Empezad esta misma tarde, si se presenta la ocasión.
¿Y cuándo continuar?
Mañana y siempre, hermanas mías.
Siempre, porque si adoptáis esta práctica en la Compañía y usáis b.en de las advertencias que se os den, estad seguras de que vuestra Compañía será una de las más santas de la iglesia de Dios.
Si no lo hacéis, causaréis su ruina; se preguntará: «¿Dónde está esa bella Sión, de la que todos hablaban tan bien, esa hermosa Compañía de Hijas de la Caridad?
¿Dónde está la modestia, el orden, el cuidado y vigilancia de los pobres?

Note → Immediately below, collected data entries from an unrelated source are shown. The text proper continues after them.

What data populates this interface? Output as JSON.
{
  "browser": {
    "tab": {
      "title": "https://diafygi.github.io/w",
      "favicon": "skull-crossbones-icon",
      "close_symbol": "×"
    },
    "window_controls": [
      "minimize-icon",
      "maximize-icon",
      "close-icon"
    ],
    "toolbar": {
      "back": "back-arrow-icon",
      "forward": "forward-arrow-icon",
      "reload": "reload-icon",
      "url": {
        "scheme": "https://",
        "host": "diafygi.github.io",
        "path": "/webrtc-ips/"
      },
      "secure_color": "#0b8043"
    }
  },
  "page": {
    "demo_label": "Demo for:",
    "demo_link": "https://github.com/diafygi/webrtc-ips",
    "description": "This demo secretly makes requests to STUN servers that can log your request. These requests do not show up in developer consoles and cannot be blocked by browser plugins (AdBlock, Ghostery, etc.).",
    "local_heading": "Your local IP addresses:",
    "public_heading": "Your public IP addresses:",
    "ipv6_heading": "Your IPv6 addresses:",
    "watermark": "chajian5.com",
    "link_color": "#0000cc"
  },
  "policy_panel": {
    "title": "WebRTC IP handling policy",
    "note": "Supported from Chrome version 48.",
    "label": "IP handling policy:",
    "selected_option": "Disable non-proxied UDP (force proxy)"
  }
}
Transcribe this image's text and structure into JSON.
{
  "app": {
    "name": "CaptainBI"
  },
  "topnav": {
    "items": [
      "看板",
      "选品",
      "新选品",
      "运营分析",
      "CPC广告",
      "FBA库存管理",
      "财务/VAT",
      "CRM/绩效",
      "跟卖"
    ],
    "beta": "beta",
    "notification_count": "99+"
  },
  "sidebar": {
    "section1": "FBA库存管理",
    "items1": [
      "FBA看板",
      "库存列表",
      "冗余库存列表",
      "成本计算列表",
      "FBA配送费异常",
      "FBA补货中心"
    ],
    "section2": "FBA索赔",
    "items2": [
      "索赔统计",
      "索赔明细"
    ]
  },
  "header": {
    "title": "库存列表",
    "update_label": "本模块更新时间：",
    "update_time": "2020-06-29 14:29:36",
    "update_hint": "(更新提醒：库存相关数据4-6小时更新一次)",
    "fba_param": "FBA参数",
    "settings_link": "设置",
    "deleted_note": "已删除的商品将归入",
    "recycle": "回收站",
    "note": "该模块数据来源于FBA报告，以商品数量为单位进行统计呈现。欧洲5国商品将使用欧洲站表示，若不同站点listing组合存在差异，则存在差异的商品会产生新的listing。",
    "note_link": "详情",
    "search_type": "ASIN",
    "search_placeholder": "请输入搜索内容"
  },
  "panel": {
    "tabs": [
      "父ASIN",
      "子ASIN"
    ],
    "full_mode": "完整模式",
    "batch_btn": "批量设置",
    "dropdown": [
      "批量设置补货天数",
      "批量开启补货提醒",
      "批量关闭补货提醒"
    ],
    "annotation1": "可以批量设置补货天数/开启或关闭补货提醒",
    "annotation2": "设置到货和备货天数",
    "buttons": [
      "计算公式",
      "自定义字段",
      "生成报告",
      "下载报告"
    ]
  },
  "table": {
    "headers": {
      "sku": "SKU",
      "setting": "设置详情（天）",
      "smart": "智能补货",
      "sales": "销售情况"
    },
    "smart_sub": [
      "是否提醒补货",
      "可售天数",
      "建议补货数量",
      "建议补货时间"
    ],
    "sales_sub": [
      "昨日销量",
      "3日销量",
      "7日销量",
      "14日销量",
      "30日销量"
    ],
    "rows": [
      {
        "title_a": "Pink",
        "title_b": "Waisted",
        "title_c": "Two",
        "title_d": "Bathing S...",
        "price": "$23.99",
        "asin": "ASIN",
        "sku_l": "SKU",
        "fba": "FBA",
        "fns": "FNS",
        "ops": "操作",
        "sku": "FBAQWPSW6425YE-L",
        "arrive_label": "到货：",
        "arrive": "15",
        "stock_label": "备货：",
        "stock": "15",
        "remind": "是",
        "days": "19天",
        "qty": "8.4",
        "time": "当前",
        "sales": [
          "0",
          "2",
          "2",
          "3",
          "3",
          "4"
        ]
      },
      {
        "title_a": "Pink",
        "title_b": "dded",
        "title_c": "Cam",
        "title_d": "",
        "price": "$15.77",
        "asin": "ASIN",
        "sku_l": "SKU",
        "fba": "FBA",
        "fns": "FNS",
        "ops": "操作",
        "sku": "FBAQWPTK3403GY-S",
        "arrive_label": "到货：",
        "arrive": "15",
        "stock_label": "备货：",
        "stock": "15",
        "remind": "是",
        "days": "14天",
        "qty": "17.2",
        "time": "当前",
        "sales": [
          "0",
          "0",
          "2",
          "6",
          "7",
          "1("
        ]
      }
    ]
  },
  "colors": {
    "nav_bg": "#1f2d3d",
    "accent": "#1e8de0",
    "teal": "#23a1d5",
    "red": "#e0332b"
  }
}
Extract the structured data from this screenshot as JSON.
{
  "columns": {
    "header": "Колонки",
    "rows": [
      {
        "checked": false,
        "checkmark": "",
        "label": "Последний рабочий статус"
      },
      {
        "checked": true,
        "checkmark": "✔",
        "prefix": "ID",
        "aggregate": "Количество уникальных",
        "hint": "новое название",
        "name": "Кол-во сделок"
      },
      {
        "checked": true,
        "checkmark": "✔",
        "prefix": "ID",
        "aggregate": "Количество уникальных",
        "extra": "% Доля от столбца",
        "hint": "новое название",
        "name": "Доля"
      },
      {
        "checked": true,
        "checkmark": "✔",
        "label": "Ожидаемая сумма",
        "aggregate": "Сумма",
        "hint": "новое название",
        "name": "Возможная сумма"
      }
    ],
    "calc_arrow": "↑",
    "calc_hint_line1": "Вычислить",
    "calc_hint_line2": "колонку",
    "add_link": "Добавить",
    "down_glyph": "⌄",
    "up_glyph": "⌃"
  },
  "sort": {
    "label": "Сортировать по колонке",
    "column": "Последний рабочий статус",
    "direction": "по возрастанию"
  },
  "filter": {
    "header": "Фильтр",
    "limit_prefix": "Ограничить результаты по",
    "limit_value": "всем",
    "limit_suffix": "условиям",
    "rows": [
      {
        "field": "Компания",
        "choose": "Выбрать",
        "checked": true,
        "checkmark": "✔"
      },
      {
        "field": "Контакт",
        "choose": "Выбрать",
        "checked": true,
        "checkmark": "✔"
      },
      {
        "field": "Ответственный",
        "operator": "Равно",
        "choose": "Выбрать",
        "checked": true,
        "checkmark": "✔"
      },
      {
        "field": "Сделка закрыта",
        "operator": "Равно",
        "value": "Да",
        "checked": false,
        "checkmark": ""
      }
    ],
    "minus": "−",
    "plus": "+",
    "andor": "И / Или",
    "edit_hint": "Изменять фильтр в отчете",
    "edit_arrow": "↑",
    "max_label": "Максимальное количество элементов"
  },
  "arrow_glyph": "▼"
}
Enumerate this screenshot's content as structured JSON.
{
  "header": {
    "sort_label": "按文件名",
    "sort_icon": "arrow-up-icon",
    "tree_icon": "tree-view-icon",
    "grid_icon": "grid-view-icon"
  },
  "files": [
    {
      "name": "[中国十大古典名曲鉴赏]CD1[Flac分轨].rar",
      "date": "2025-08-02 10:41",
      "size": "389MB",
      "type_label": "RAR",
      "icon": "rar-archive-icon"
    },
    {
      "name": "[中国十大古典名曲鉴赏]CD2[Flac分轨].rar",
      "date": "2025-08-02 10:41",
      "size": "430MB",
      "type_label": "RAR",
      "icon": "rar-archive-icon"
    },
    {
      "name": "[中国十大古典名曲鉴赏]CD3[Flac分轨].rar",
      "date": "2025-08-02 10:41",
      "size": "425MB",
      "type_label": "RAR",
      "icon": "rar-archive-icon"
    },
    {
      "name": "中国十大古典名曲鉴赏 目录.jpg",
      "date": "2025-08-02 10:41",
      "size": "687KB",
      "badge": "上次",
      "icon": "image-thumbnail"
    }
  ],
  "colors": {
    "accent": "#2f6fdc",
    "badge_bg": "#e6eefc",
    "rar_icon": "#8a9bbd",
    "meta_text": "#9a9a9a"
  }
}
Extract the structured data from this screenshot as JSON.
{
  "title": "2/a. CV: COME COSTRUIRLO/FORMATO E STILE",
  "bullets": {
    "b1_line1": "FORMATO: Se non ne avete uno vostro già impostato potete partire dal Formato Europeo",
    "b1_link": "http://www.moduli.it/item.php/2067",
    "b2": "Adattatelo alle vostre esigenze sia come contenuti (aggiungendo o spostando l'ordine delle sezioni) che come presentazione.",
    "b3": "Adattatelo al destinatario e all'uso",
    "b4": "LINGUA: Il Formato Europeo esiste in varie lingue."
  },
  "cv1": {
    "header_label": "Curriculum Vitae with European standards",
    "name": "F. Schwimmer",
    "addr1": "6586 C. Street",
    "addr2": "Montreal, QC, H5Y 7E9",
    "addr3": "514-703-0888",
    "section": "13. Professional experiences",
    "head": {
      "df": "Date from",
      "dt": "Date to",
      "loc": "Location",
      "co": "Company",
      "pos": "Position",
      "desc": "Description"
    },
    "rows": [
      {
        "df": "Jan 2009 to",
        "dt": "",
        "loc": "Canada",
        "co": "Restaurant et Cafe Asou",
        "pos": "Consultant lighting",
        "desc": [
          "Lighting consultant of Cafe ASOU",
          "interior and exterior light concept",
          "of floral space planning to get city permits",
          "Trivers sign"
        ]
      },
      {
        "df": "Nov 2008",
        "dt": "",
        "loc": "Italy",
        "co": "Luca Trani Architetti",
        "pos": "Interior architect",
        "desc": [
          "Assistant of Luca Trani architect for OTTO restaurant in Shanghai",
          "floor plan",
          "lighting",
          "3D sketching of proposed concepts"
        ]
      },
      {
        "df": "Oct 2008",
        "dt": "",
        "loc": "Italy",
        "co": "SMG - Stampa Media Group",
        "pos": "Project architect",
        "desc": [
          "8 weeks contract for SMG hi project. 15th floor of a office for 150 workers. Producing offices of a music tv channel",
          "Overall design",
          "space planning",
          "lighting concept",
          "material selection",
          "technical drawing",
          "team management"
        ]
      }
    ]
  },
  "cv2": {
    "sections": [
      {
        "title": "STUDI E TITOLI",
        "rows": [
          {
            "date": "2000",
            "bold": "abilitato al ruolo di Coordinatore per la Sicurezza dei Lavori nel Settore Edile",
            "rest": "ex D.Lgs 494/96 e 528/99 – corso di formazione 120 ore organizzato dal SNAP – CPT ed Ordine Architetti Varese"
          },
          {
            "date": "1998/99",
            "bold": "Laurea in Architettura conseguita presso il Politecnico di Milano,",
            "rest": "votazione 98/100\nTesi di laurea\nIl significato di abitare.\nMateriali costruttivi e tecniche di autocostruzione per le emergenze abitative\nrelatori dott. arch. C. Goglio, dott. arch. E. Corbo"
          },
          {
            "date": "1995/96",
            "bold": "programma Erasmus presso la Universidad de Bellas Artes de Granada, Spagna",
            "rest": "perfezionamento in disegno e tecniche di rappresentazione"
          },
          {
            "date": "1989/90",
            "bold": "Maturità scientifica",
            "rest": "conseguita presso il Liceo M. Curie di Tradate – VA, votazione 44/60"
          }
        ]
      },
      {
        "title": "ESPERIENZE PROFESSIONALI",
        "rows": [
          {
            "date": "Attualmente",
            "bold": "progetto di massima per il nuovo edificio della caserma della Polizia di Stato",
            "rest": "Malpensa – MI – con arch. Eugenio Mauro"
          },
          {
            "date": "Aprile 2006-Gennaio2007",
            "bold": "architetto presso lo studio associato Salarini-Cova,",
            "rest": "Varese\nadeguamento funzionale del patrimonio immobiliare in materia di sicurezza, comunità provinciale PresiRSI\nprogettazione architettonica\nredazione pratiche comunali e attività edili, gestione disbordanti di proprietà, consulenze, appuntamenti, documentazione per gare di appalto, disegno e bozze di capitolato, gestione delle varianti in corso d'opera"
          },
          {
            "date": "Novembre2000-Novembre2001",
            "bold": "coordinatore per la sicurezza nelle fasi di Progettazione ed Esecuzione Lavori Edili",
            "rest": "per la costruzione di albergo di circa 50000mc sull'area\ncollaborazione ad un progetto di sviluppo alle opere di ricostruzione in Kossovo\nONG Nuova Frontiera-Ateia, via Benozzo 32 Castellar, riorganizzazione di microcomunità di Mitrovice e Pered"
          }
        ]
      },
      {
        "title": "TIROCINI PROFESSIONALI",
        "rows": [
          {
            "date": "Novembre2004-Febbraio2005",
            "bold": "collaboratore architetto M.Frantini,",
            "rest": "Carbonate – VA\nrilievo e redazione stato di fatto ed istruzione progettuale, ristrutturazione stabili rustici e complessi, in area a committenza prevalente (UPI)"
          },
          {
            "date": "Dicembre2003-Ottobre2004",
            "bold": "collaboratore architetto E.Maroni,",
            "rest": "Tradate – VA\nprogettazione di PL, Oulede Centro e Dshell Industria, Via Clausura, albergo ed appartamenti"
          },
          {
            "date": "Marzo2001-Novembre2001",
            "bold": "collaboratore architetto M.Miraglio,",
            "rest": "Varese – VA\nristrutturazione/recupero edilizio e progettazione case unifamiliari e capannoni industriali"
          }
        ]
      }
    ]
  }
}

¿Donde está ese recato en no hablar con los hombres en no dejarles entrar en sus habitaciones?
¿Dónde están aquellas hermanas muertas santamente?»
No se verá por ningún sitio.
Hijas mías, se trata de hacer algo muy importante para afirmar bien vuestra Compañía.
Pondré los medios para remediar esos defectos de que me avisan.
Hermanas, si por culpa de la señorita Le Gras, por la del padre Portail, por la de una hermana sirviente, por mi culpa, no progresáis en la virtud tendremos que responder de ello ante Dios, quien nos pedirá cuentas.
Aquí vimos cómo el Padre Vicente, nuestro muy honrado Padre, deseaba nuestra perfección, con qué cuidado la buscaba y también la necesidad de convencernos, a pesar de los resentimientos de la naturaleza, de que nuestros superiores tienen la obligación de velar sobre nosotros, ya que habrán de dar cuenta muy estrecha.
El Padre Vicente añadió: Se me olvida una cosa...; no me acuerdo; padre Portail, haga usted el favor de recordármela, o bien díganos algún pensamiento que pueda ser útil a la Compañía.
— Padre, me parece que una de las cuestiones más importantes es que recibamos de buen agrado las amonestaciones que nos den los superiores sobre nuestros defectos. 521
— Sí, Padre; ¡ya lo creo que es necesario!
Se trata de un pensamiento interesante.
¡Que Dios le bendiga!
Sí, hermanas mías; hemos de sentirnos muy contentos de que nos avisen de nuestros defectos.
Cuando estamos enfermos, nos parece muy bien que avisen a nuestro Padre, que se lo digan al médico y que le den a conocer perfectamente nuestra enfermedad.
¿Y por qué, hermanas mías? sencillamente, para recibir algún consuelo y que nos compadezcan, ya que cuando nos compadecen, nos sentimos aliviados.
Es muy justo que lo deseemos.
Cuando estaba ya a punto de morir, nuestro Señor también deseaba esta misma satisfacción, y para él la mayor pena era que nadie le compadeciese cuando estaba en la cruz.
Pues bien mis queridas hermanas, el pecado hace que nuestra alma caiga enferma con una enfermedad mortal; hemos de sentirnos muy contentos de que se avise al médico, esto es, a los que pueden poner algún remedio.
Hijas mías, ¿por qué no vais a hacer vosotras lo que se hace en una casa religiosa que conozco?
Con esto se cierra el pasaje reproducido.